小説では年配女性のセクハラに対する無自覚・無理解が強調されていて、被害女性にとって深刻な状況が浮き彫りになる。
セクハラを避けるには
この小説が描いたセクハラの力学を考えると、セクハラ被害を未然に防ぐことはかなり難しい。カルト宗教が存続し、自発的に加入する人が後を絶たないことがそれを証明している。自分の欲望を満たすために権力を利用する加害者はいくらでもいるし、教祖の話法に身を委ねてしまう被害者も無数にいる。
竹下節子は、『カルトか宗教か』(文春新書)の中で人がカルトに加わる理由を次のように説明する。
メンバーは最初は誘惑されるが、結局は自分の意思でカルトを選択するのだ。
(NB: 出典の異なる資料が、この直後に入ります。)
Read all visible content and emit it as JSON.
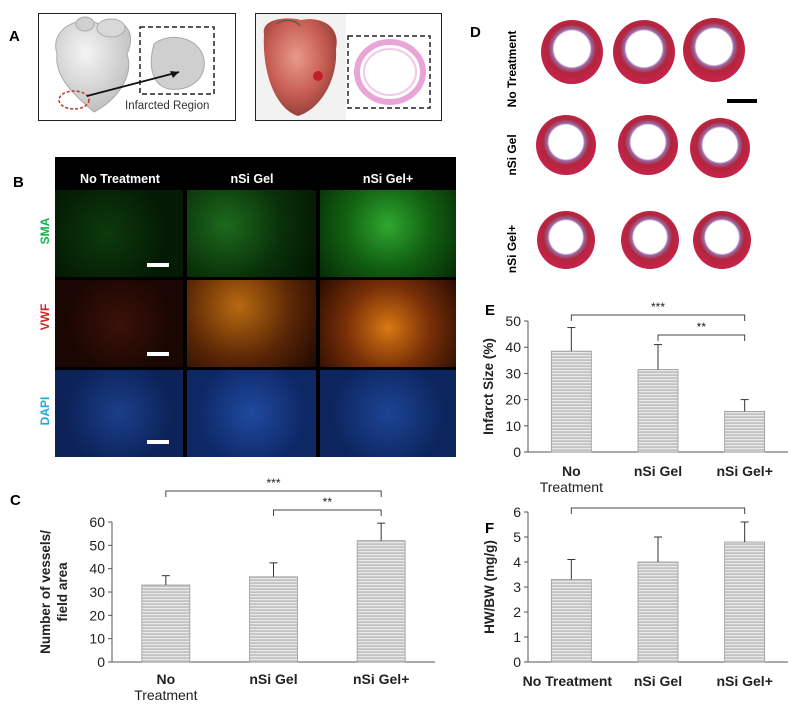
{
  "panel_labels": {
    "A": "A",
    "B": "B",
    "C": "C",
    "D": "D",
    "E": "E",
    "F": "F"
  },
  "panel_a": {
    "infarct_label": "Infarcted Region"
  },
  "panel_b": {
    "columns": [
      "No Treatment",
      "nSi Gel",
      "nSi Gel+"
    ],
    "rows": [
      {
        "label": "SMA",
        "color": "#17b24a"
      },
      {
        "label": "VWF",
        "color": "#d42020"
      },
      {
        "label": "DAPI",
        "color": "#20a8e0"
      }
    ]
  },
  "panel_d": {
    "rows": [
      "No Treatment",
      "nSi Gel",
      "nSi Gel+"
    ]
  },
  "colors": {
    "bar_fill": "#c8c8c8",
    "bar_stroke": "#9a9a9a",
    "axis": "#555555"
  },
  "chart_data": [
    {
      "id": "C",
      "type": "bar",
      "categories": [
        "No Treatment",
        "nSi Gel",
        "nSi Gel+"
      ],
      "values": [
        33,
        36.5,
        52
      ],
      "errors": [
        4,
        6,
        7.5
      ],
      "ylabel": "Number of vessels/ field area",
      "xlabel": "",
      "ylim": [
        0,
        60
      ],
      "yticks": [
        0,
        10,
        20,
        30,
        40,
        50,
        60
      ],
      "significance": [
        {
          "from": 0,
          "to": 2,
          "label": "***"
        },
        {
          "from": 1,
          "to": 2,
          "label": "**"
        }
      ]
    },
    {
      "id": "E",
      "type": "bar",
      "categories": [
        "No Treatment",
        "nSi Gel",
        "nSi Gel+"
      ],
      "values": [
        38.5,
        31.5,
        15.5
      ],
      "errors": [
        9,
        9.5,
        4.5
      ],
      "ylabel": "Infarct Size (%)",
      "xlabel": "",
      "ylim": [
        0,
        50
      ],
      "yticks": [
        0,
        10,
        20,
        30,
        40,
        50
      ],
      "significance": [
        {
          "from": 0,
          "to": 2,
          "label": "***"
        },
        {
          "from": 1,
          "to": 2,
          "label": "**"
        }
      ]
    },
    {
      "id": "F",
      "type": "bar",
      "categories": [
        "No Treatment",
        "nSi Gel",
        "nSi Gel+"
      ],
      "values": [
        3.3,
        4.0,
        4.8
      ],
      "errors": [
        0.8,
        1.0,
        0.8
      ],
      "ylabel": "HW/BW (mg/g)",
      "xlabel": "",
      "ylim": [
        0,
        6
      ],
      "yticks": [
        0,
        1,
        2,
        3,
        4,
        5,
        6
      ],
      "significance": [
        {
          "from": 0,
          "to": 2,
          "label": "*"
        }
      ]
    }
  ]
}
カルトが人を無理やり回心させるわけではない。人がすでに持っている自己変革のモティヴェーションや、現実拒否の欲求や、憧れや理想を利用してうまく取り入るだけだ。
竹下節子『カルトか宗教か』
Amazonへ
これはセクハラにも当てはまる。月島のセクハラを受けた咲歩と洋子も、小説への憧れや小説家になりたいという動機を利用され、月島の接近を許し、二人きりになる状況を選択した。男の強引なやり方はあったにしろ、自分の意思はあった。だからこそ彼女たちは、苦悩する。なぜ私は最初から拒絶しなかったのか、拒絶できなかったのかと。
では、どうすればセクハラの被害を避けられるのだろうか。あからさまなカルトだけでなく、この小説に書かれたように、そうは見えない集団やサークルがカルト的な性格を備えている場合は少なくない。そうした集団で指導的な立場の人間が一部のメンバーだけが、下の名前で呼んでいたらまず怪しむこと。さらに、そのようなタイプの指導者と1対1で会わないこと。指導者は、特別に教えたいことがあるなどと理由をつけるが、信じてはいけない。これを徹底するしかない。
もし自分が、そのような人物と二人切りで会ってもよい、あるいは会う理由があると思ったとしたら、すでに「自己変革のモティヴェーションや、現実拒否の欲求や、憧れや理想」を利用されて、心を支配されているかもしれないと認識したほうがいい。
逆に集団の指導的立場にある人であれば、特定の誰かを下の名前で呼ぶことを避けるべきだろう。そうした時点で、本人にその気がなくてもすでにセクハラ的な空気を発散していると見られることになるのだから。